The Faith I Was Given and the One I Found
Writing has always been my strongest suit, yet I abandoned it in the tenth grade. So much of myself seemed to be taken from me then, pieces scattered that I am only now rediscovering. Between fourteen and sixteen, I felt as though I had lost consciousness, as if I were sleepwalking through my own life. It wasn’t until I was twenty-three, in the winter of this year, that I finally awoke—reuniting body with mind. This awakening was not just born of my deepening understanding of Buddhism, but from descending into the very pit of my suffering. In truth, the two went hand in hand.
I am the daughter of an extraordinary writer and photographer. My mother is also a doctor, a Cambodian refugee, a genocide survivor, and a woman raised in the Buddhist faith. My father, American-born and Portuguese, baptized me into the Episcopal Church. I sometimes grieve that choice, wishing I had grown up rooted in Buddhism instead. In our home, the man’s values took precedence over the woman’s. I think often about how my mother even surrendered her own name, taking his American last name so she might be granted more respect. But I cannot keep mourning what never was. Like so many other longings—my wish to learn Khmer among them—I have had to seek those paths on my own.
My mother’s life was a series of sacrifices. To protect herself, my sister, and me, she embraced the role of wife and mother, moving forward in America after unspeakable loss. As a child, I could not understand this. I resented watching her become more like my American father when all I wanted was to be closer to her Cambodian self. But now, as an adult who has inherited my own complex trauma, I see her differently. I understand why she shielded me from certain parts of her past, because I, too, have learned to hide pieces of myself from those I love.
The National Child Traumatic Stress Network defines complex PTSD as “children’s exposure to multiple traumatic events—often of an invasive, interpersonal nature—and the wide-ranging, long-term effects of this exposure.” For me, this truth is not abstract; it is lived.
Buddhism has been a lifeline as I navigate my trauma. Its teachings remind me that life is inseparable from suffering, just as it is inseparable from death. For someone with severe anxiety, such truths are almost unbearable. For years, I asked why a God, if real, would chart such a painful path for me and my mother. Was suffering truly His lesson? If so, how cruel.
But today I woke up with a clarity I had never known: it is people who do evil, not God.
There is no perfect answer to why people harm others, nor why they harmed me. For too long I believed my suffering must have been destined, that “everything happens for a reason.” My mind clung to this idea, desperate to make sense of chaos. But now I see my trauma was not fated. It simply was. And still, it has shaped me. Perhaps I am exactly where I am meant to be.

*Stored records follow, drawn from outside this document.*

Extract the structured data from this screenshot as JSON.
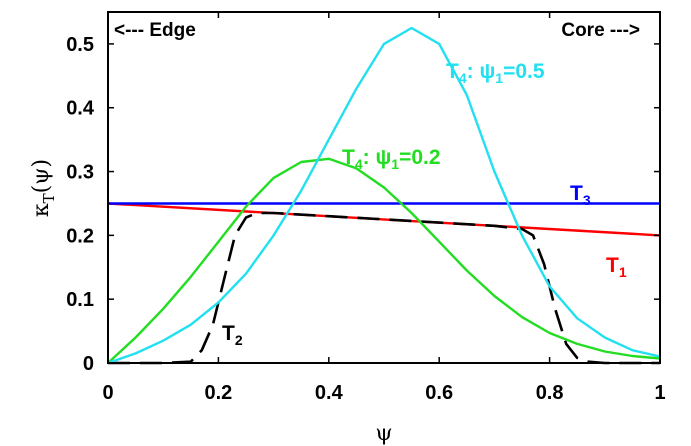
{
  "chart_data": {
    "type": "line",
    "xlabel": "ψ",
    "ylabel_main": "κ",
    "ylabel_sub": "T",
    "ylabel_tail": "(ψ)",
    "xlim": [
      0,
      1
    ],
    "ylim": [
      0,
      0.55
    ],
    "xticks": [
      "0",
      "0.2",
      "0.4",
      "0.6",
      "0.8",
      "1"
    ],
    "yticks": [
      "0",
      "0.1",
      "0.2",
      "0.3",
      "0.4",
      "0.5"
    ],
    "grid": false,
    "annotations": {
      "edge": "<--- Edge",
      "core": "Core --->"
    },
    "series": [
      {
        "key": "T1",
        "label_main": "T",
        "label_sub": "1",
        "color": "#ff0000",
        "dash": "solid",
        "x": [
          0,
          1
        ],
        "y": [
          0.25,
          0.2
        ]
      },
      {
        "key": "T3",
        "label_main": "T",
        "label_sub": "3",
        "color": "#0000ff",
        "dash": "solid",
        "x": [
          0,
          1
        ],
        "y": [
          0.25,
          0.25
        ]
      },
      {
        "key": "T2",
        "label_main": "T",
        "label_sub": "2",
        "color": "#000000",
        "dash": "dashed",
        "x": [
          0,
          0.1,
          0.15,
          0.17,
          0.19,
          0.21,
          0.23,
          0.25,
          0.27,
          0.3,
          0.4,
          0.5,
          0.6,
          0.7,
          0.75,
          0.77,
          0.79,
          0.81,
          0.83,
          0.85,
          0.87,
          0.9,
          1.0
        ],
        "y": [
          0,
          0,
          0.002,
          0.02,
          0.06,
          0.13,
          0.2,
          0.228,
          0.235,
          0.235,
          0.23,
          0.225,
          0.22,
          0.215,
          0.21,
          0.2,
          0.155,
          0.085,
          0.03,
          0.008,
          0.002,
          0,
          0
        ]
      },
      {
        "key": "T4a",
        "label_main": "T",
        "label_sub": "4",
        "label_tail": ": ψ",
        "label_sub2": "1",
        "label_value": "=0.2",
        "color": "#22dd22",
        "dash": "solid",
        "x": [
          0,
          0.05,
          0.1,
          0.15,
          0.2,
          0.25,
          0.3,
          0.35,
          0.4,
          0.45,
          0.5,
          0.55,
          0.6,
          0.65,
          0.7,
          0.75,
          0.8,
          0.85,
          0.9,
          0.95,
          1.0
        ],
        "y": [
          0,
          0.04,
          0.085,
          0.135,
          0.19,
          0.245,
          0.29,
          0.315,
          0.32,
          0.305,
          0.275,
          0.235,
          0.19,
          0.145,
          0.105,
          0.072,
          0.047,
          0.03,
          0.018,
          0.011,
          0.007
        ]
      },
      {
        "key": "T4b",
        "label_main": "T",
        "label_sub": "4",
        "label_tail": ": ψ",
        "label_sub2": "1",
        "label_value": "=0.5",
        "color": "#22e0f0",
        "dash": "solid",
        "x": [
          0,
          0.05,
          0.1,
          0.15,
          0.2,
          0.25,
          0.3,
          0.35,
          0.4,
          0.45,
          0.5,
          0.55,
          0.6,
          0.65,
          0.7,
          0.75,
          0.8,
          0.85,
          0.9,
          0.95,
          1.0
        ],
        "y": [
          0,
          0.015,
          0.035,
          0.06,
          0.095,
          0.14,
          0.2,
          0.27,
          0.35,
          0.43,
          0.5,
          0.525,
          0.5,
          0.42,
          0.3,
          0.2,
          0.12,
          0.07,
          0.04,
          0.02,
          0.01
        ]
      }
    ]
  }
}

Being biracial and bicultural—Cambodian and American—I have found beauty across many religions. To some this might seem confusing, but for me, no single tradition feels sufficient. My identity lives in the in-between.
I think back to a recent afternoon in the garden with my friend Salina, her daughter Sophia, and her father, Chan. As he taught us to give thanks in Khmer, he asked me which God I believed in. I hesitated, then said “Jesus Christ,” knowing it was the answer he wanted to hear. Later, our friend Sarah told me she had said “I believe in every God,” which nearly gave him a heart attack. We laughed, but I thought about how truth and comfort rarely fit into neat categories.
I adore Mr. Ting—he feels like the grandfather I never had. When I photograph his family, I imagine he is what my own grandfather might have been like had he survived the Khmer Rouge. My mother once told me he was a stubborn patient of hers years ago, which makes me laugh. Why do our elders resist American medicine with such ferocity?
Still, my mind is often restless. The moment I wake, it begins racing. Sometimes I am ambushed by memories that leave me spiraling, even unsafe—I was in a car accident just an hour after a flashback three months ago. Dissociation has been my companion since I was fifteen, a buffer between me and my own thoughts. Even meditation feels unbearable, making me nauseous. And yet, I return to words. Writing connects me to myself again. It comforts my pain body through acknowledgment.
Despite my excitement for my artwork and my deepening understanding of rebirth, I still wrestle with despair when I think of the future. Trauma tempts me to cling to pain, for it is what I have always known. At times I feel untethered, as if I have been floating since I was a teenager, disconnected from my own timeline.
Tonight, though my thoughts are unfinished, I know this much: I feel rootless. I feel adrift. And yet I write, which means I am still reaching toward healing.
One central Buddhist belief is the cycle of rebirth. Unlike reincarnation, which suggests the same soul returning again and again, rebirth is different. A leaf falls from a tree, and in time another grows in its place. The new leaf resembles the old, but it is not the same. Life continues, but never in identical form.
Perhaps I, too, am learning to grow again.